Federal Reserve Board Governor Christopher Waller on Friday described cryptocurrency as “nothing more than a speculative asset, like a baseball card.”
In other words, it only has value if others agree that it has value.
“If you buy crypto-assets and the price goes to zero at some point, please don’t be surprised and don’t expect taxpayers to socialize your losses,” he said at a Global Interdependence Center conference, “Interdependence Digital Money, Decentralized Finance and the Puzzle of Crypto.”
Waller said he doesn’t care if people take on risky investments or engage in risky ventures, banks and other financial intermediaries, though “must engage in any activity they do in a safe and sound manner.”
“I’m supportive of prudent innovation in the financial system, while at the same time concerned about banks engaging in activities that present a heightened risk of fraud and scams, legal uncertainties, and the prevalence of inaccurate and misleading financial disclosures,” he said.

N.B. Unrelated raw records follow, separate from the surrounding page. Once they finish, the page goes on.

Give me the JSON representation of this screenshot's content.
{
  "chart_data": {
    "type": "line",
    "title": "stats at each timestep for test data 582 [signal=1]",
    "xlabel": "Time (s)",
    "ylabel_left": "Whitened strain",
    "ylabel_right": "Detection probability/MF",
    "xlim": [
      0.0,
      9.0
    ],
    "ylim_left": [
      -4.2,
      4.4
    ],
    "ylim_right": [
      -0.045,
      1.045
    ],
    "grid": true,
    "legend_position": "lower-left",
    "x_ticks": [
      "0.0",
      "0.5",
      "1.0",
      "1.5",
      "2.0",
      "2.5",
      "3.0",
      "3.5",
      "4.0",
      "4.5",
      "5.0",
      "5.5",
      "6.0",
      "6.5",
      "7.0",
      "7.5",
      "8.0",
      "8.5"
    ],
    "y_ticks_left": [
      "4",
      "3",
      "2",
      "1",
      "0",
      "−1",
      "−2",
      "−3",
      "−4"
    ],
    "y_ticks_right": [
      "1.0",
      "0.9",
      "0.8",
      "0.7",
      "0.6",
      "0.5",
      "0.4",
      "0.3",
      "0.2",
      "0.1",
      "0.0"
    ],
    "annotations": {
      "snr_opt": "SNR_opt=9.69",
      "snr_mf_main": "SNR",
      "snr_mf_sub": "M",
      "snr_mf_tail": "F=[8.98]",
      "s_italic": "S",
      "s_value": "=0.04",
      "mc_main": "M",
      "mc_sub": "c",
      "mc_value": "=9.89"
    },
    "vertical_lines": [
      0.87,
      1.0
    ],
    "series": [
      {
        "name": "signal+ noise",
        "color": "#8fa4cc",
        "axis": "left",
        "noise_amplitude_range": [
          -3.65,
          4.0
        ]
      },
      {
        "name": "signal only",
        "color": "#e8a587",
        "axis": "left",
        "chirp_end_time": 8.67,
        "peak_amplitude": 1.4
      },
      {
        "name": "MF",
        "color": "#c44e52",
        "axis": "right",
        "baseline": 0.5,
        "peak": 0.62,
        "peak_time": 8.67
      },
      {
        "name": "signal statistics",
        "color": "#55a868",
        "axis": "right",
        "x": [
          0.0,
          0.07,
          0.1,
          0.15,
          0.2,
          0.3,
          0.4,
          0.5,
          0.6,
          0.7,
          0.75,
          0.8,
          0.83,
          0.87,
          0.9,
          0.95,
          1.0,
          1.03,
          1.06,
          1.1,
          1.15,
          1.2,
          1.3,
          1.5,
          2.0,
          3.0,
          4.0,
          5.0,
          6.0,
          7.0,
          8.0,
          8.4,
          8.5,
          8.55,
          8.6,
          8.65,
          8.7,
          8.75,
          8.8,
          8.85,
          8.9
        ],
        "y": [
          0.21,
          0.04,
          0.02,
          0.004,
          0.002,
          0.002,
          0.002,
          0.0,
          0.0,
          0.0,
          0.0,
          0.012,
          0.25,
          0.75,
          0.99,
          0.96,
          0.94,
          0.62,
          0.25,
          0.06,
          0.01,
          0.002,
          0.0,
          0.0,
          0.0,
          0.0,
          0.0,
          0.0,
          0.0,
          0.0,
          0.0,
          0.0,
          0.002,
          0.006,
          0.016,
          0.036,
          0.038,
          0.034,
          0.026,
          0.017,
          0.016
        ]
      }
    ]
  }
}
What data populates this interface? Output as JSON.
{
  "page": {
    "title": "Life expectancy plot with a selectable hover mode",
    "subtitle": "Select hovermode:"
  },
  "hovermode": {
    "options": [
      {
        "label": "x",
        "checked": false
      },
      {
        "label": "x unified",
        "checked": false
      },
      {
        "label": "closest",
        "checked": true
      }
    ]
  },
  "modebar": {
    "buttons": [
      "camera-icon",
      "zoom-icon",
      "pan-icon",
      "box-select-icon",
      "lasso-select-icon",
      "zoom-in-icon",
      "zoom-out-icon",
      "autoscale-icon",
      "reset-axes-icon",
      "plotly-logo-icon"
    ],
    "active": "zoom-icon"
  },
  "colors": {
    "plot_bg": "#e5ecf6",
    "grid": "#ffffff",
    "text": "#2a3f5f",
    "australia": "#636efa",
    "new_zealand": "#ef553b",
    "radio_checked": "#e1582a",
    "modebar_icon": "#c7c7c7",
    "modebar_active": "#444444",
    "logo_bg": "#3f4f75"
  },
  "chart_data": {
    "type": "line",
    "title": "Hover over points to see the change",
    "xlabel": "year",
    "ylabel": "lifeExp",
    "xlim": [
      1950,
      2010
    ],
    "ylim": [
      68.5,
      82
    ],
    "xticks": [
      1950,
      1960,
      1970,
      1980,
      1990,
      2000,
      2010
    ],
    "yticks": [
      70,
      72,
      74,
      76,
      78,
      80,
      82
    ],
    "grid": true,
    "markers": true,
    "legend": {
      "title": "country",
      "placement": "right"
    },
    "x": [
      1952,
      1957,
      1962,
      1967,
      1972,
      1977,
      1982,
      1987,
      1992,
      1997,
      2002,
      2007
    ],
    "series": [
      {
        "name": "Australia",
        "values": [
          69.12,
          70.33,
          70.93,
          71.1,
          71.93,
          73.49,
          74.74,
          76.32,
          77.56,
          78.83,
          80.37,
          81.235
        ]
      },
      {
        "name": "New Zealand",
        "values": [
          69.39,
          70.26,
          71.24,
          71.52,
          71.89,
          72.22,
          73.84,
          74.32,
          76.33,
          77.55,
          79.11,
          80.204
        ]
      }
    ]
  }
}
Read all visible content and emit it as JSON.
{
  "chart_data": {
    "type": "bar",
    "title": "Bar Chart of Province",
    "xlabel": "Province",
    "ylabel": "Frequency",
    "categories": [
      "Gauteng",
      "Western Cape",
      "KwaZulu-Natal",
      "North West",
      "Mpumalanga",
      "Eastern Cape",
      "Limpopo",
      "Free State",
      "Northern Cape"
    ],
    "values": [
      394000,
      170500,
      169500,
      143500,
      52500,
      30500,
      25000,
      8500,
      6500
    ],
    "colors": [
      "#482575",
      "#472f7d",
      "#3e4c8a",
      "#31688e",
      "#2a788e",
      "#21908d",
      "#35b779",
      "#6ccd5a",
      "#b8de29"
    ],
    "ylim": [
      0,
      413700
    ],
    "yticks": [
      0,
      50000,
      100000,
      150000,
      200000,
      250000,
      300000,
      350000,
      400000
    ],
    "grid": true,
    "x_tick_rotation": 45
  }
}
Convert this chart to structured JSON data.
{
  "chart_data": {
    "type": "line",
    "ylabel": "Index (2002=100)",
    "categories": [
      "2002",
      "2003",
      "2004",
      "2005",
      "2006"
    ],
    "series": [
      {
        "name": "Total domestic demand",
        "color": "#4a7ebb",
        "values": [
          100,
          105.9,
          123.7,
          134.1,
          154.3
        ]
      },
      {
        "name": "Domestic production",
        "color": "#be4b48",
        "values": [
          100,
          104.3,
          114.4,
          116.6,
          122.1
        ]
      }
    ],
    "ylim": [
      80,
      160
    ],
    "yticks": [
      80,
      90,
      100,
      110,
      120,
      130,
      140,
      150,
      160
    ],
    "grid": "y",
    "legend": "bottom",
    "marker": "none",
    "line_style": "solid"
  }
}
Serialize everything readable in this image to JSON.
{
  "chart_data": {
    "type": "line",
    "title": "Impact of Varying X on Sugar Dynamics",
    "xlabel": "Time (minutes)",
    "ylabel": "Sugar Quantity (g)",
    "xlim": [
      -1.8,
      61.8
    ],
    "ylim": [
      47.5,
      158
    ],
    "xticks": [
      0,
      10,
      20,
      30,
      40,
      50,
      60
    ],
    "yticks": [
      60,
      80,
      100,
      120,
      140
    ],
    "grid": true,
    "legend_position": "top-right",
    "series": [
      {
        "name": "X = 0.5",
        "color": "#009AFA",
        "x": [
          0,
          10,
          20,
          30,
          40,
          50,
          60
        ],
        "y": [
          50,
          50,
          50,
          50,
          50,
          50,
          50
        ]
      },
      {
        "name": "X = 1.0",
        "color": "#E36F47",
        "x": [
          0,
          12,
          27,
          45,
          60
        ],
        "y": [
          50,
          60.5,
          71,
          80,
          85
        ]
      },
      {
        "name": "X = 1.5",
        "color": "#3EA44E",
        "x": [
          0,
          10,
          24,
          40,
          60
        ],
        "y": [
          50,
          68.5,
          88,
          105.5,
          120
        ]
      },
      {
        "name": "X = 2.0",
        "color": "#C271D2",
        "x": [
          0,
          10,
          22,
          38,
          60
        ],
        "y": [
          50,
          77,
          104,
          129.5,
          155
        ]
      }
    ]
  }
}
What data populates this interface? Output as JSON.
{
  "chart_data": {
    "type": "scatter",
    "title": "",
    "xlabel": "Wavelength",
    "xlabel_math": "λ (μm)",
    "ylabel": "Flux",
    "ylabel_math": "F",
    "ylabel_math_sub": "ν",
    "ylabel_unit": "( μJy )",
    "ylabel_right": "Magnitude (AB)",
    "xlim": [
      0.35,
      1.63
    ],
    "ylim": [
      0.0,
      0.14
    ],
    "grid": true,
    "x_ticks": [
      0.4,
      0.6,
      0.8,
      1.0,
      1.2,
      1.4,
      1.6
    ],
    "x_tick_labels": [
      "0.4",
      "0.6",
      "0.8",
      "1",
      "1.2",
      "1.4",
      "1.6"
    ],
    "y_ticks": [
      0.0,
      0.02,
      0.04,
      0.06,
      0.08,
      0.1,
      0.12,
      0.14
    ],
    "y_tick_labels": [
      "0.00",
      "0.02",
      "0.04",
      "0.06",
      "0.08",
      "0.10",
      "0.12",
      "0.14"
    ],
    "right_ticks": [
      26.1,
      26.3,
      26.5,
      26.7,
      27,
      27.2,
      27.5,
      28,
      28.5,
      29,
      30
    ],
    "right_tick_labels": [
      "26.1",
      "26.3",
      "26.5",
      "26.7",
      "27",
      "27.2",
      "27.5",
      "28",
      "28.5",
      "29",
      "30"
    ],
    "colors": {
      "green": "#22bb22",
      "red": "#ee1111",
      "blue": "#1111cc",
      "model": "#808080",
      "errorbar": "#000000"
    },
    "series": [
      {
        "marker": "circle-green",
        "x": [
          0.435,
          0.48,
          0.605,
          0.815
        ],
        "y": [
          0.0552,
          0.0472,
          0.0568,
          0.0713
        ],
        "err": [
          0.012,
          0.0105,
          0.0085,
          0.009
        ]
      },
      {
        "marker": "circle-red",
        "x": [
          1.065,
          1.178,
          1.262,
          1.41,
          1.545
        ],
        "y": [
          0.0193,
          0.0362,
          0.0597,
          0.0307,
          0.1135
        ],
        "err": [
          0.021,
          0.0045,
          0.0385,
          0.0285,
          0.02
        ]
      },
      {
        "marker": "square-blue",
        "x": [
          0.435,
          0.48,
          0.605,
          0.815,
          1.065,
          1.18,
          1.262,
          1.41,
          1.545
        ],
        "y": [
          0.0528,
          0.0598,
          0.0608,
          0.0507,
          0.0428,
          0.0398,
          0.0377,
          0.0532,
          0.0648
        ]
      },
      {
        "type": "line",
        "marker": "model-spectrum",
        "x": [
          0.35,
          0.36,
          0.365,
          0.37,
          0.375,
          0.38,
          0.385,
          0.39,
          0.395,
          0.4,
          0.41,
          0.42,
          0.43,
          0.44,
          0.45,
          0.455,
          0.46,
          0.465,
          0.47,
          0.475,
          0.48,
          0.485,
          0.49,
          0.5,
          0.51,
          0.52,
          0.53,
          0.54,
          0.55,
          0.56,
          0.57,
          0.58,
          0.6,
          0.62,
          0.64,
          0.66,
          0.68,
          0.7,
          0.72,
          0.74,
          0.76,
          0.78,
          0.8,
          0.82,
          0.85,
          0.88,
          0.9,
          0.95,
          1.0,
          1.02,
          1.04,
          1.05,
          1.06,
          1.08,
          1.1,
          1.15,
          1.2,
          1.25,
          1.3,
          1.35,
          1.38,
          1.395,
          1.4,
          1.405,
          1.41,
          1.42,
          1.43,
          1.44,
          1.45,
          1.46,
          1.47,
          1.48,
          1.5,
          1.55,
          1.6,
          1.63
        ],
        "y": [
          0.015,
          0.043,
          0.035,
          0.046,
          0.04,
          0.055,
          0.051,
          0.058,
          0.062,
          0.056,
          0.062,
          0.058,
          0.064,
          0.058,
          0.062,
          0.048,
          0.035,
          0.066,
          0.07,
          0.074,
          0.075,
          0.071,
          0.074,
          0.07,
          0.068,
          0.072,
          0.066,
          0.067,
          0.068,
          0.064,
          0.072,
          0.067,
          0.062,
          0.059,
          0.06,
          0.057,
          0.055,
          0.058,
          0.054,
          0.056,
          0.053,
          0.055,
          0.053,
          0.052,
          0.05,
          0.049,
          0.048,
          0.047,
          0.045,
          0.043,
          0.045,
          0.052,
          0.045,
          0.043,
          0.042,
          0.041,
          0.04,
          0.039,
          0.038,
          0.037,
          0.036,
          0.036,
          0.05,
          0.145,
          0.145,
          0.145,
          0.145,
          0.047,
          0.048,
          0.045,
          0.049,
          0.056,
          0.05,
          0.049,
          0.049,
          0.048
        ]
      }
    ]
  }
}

For example, banks engaging in crypto-asset-related activities are required to meet “know your customer” and anti-money laundering rules.
So far, there hasn’t been significant spillover from crypto to other parts of the financial system. That’s likely due to the “relatively limited number of interconnections between the crypto ecosystem and the banking system,” he said.
Developing… check back for updates.
The U.S. Senate Banking Committee is scheduled to conduct a hearing on Feb. 14 to assess financial system safeguards needed for digital assets.